Smith’s contribution is well conceived and meticulously crafted, but it’s too bad that this mysterious side trip, added with little communication between Birkerts and Smith, could not have been more integral to the building.
University officials have discussed adding to the original central library almost since it opened.
Although it was an instant landmark, Pereira’s building was also immediately obsolete. It was too small, and its unusual forms created odd interior spaces that were never ideal for efficient storage of books and movement of people.
Also, its original clear glass didn’t protect books from ultraviolet light, and allowed southern-facing interior spaces to get too hot. So the glass was eventually tinted with a stick-on material that wrinkled and cracked.

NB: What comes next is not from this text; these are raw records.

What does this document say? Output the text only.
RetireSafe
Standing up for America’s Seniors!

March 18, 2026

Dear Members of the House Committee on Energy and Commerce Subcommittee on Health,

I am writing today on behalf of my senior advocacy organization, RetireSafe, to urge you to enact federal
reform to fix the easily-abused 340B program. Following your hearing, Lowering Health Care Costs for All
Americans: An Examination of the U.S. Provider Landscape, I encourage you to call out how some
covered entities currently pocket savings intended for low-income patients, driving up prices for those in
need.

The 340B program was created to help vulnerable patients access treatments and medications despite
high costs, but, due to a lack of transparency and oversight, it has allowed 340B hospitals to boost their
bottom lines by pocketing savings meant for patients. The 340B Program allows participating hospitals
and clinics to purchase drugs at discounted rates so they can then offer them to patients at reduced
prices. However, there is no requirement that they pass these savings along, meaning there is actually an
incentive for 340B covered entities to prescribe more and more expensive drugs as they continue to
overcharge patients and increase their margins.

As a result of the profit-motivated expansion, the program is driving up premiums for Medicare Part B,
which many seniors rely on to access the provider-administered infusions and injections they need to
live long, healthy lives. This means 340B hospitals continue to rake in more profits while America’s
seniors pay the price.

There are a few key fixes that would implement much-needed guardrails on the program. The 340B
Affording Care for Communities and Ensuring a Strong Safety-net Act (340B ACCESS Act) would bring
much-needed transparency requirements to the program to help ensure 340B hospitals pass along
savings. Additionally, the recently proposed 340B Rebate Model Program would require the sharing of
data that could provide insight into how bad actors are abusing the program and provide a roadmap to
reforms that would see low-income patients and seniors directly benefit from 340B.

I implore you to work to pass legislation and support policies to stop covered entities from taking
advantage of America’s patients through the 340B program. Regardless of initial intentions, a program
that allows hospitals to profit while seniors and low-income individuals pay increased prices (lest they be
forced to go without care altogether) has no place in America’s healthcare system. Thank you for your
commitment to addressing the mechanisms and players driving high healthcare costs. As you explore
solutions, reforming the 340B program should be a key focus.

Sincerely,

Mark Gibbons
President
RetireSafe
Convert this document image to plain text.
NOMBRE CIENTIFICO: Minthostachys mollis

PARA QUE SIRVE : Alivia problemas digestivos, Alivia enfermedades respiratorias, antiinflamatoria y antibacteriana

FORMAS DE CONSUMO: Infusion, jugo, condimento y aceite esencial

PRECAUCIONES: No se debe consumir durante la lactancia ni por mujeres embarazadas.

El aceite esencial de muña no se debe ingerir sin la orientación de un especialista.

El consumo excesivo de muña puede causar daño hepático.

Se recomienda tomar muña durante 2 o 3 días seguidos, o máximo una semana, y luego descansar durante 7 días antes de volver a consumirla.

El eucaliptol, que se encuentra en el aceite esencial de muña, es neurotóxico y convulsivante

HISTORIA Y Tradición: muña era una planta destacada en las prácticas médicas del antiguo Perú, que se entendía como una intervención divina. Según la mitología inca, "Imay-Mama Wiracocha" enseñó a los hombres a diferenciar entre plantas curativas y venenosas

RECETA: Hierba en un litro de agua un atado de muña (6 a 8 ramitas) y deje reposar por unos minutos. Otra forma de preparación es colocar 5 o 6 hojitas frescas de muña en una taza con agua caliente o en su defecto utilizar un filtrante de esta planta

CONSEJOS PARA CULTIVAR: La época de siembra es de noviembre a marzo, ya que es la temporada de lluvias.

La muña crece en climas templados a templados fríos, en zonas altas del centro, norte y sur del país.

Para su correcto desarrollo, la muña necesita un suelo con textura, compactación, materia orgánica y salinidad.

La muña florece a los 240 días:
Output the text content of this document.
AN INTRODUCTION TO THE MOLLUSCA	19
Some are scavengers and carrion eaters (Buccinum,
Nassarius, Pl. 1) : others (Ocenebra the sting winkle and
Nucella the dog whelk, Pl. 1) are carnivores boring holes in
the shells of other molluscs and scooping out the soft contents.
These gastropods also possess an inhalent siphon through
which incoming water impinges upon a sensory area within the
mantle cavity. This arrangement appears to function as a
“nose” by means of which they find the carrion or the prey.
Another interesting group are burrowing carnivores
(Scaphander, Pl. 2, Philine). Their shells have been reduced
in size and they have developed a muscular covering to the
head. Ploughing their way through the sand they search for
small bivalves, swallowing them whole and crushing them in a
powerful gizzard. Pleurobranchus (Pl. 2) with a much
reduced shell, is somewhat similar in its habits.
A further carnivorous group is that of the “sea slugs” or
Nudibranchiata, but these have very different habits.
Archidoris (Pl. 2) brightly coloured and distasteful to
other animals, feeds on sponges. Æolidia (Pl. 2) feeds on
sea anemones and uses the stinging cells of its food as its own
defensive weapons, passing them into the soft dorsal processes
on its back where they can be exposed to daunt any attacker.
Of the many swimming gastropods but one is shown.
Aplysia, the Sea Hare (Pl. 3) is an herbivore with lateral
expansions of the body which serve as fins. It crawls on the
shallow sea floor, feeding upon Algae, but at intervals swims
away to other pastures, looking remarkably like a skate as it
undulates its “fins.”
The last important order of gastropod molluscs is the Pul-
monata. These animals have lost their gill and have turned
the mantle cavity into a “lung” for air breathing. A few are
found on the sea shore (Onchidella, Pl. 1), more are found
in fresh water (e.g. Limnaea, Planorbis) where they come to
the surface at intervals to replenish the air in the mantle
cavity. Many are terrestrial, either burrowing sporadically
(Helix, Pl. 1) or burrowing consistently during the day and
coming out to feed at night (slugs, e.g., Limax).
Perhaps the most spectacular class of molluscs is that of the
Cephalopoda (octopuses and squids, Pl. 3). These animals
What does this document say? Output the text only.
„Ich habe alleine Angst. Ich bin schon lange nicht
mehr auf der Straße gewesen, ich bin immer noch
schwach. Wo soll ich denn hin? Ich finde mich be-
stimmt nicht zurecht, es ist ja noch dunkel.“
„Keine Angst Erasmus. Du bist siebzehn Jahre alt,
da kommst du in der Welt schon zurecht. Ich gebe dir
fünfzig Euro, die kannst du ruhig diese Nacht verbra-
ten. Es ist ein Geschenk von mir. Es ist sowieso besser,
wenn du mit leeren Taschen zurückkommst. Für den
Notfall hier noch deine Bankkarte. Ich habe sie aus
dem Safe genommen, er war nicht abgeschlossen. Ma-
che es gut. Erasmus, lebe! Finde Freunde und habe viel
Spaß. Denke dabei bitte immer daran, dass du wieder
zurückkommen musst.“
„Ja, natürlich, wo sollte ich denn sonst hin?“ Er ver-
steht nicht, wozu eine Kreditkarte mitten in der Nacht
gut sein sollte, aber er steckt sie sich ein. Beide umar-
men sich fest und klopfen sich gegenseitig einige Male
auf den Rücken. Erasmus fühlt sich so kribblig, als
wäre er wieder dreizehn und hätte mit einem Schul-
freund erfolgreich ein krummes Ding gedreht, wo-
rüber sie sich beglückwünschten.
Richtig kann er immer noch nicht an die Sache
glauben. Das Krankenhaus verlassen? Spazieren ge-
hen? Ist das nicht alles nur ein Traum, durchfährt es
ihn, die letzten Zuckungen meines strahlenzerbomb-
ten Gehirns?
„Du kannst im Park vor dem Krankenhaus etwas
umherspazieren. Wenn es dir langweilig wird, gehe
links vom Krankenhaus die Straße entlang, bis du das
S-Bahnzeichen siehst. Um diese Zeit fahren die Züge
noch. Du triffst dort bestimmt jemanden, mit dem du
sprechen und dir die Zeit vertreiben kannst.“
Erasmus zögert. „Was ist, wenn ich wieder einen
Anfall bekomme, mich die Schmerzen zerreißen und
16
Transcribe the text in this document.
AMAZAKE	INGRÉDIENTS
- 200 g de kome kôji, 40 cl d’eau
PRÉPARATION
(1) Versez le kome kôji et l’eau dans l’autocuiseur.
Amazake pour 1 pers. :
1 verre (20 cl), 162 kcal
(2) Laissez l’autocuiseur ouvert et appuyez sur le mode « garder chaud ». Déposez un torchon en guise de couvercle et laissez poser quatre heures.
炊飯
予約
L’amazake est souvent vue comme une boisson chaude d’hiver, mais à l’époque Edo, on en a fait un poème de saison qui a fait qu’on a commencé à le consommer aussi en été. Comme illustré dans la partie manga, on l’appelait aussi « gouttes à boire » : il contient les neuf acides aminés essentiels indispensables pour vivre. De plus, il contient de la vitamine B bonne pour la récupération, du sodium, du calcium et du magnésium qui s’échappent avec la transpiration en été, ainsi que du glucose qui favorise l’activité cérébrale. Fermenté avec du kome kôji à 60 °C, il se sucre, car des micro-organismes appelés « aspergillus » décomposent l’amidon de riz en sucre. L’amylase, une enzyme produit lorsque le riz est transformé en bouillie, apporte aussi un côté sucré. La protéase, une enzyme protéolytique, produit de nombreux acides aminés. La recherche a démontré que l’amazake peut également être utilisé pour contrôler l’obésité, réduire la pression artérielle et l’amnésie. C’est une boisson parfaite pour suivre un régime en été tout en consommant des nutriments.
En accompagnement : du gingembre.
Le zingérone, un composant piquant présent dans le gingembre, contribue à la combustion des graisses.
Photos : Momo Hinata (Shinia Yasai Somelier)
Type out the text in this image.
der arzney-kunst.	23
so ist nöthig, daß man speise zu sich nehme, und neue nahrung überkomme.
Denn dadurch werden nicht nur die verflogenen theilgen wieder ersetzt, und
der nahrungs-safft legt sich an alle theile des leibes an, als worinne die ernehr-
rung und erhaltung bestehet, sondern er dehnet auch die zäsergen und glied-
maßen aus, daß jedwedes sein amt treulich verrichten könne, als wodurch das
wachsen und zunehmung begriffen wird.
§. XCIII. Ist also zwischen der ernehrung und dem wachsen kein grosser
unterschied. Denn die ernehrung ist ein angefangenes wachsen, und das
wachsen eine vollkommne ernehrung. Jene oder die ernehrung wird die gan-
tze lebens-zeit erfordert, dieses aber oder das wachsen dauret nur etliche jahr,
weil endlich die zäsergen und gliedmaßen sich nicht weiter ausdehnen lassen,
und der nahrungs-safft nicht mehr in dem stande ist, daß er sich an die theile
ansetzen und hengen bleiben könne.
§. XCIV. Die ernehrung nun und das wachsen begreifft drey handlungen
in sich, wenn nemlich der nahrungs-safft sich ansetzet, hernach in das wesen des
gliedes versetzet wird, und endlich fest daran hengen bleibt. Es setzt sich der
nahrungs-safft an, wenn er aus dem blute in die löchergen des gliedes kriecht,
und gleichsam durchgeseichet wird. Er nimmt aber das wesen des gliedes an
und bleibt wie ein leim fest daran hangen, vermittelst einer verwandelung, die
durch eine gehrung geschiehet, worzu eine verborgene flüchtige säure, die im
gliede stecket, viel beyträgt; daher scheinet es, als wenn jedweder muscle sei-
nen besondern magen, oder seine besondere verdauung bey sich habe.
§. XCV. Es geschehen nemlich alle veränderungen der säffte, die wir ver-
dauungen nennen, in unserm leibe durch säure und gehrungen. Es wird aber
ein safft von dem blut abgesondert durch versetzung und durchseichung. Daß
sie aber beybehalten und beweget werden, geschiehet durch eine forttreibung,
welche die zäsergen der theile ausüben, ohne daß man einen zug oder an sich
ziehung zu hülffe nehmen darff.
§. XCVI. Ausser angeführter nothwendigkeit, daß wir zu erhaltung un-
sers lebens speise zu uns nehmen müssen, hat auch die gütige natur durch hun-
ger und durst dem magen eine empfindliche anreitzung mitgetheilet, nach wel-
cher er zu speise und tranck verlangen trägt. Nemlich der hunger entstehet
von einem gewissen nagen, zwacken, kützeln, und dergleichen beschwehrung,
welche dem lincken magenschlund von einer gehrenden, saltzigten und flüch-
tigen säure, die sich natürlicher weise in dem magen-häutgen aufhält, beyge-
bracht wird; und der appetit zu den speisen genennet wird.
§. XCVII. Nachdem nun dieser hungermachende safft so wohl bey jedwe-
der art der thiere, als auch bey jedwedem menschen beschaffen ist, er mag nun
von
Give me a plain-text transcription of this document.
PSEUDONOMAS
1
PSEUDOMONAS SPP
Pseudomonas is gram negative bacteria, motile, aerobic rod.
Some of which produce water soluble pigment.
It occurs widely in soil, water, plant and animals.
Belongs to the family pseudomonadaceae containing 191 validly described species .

In the old building, 1 million books had been crammed into space intended for 750,000, and several study cubicles had been eliminated to make way for books. The expanded library will accommodate 1.3 million books and will have 1,400 cubicles, up from 800.
Opinions of Pereira’s building, which spreads outward and upward from its pedestal base like a giant concrete-and-glass tree, vary broadly.
Some critics view it as an architectural oddity like the Seattle Space Needle that has little to do with practical design. Others believe the building is one of the few inspiring works of architecture on a campus overrun by stolid, bleak, 1970s-era concrete structures and louder, non-contextual statement buildings from the 1980s.
Either way, university administrators knew that adding to Pereira’s building would be touchy. So they were elated with Birkerts’ underground scheme.
A disciple of Finnish architect Alvar Aalto, who died in 1976, Birkerts has long shared Aalto’s fascination with natural light.
Birkerts used a similar underground scheme for his 1981 addition to the Law School library at the University of Michigan, a historic Gothic-style building.
The concept he used there is similar to the one he employed at UCSD. A veteran library staff member at Michigan said there have been no complaints about light quality.
Though the light inside the San Diego addition is not as easy on the eye as natural daylight, it is better than pure fluorescent. Different fluorescent fixtures may eventually enhance the interior light mix.
Birkerts’ building at UCSD is not perfect, but it offers an ingenious solution to the problem of adding to a landmark. And, with his respect for the history and gently rolling terrain of the campus, Birkerts’ structure provides an admirable model for future generations of university buildings.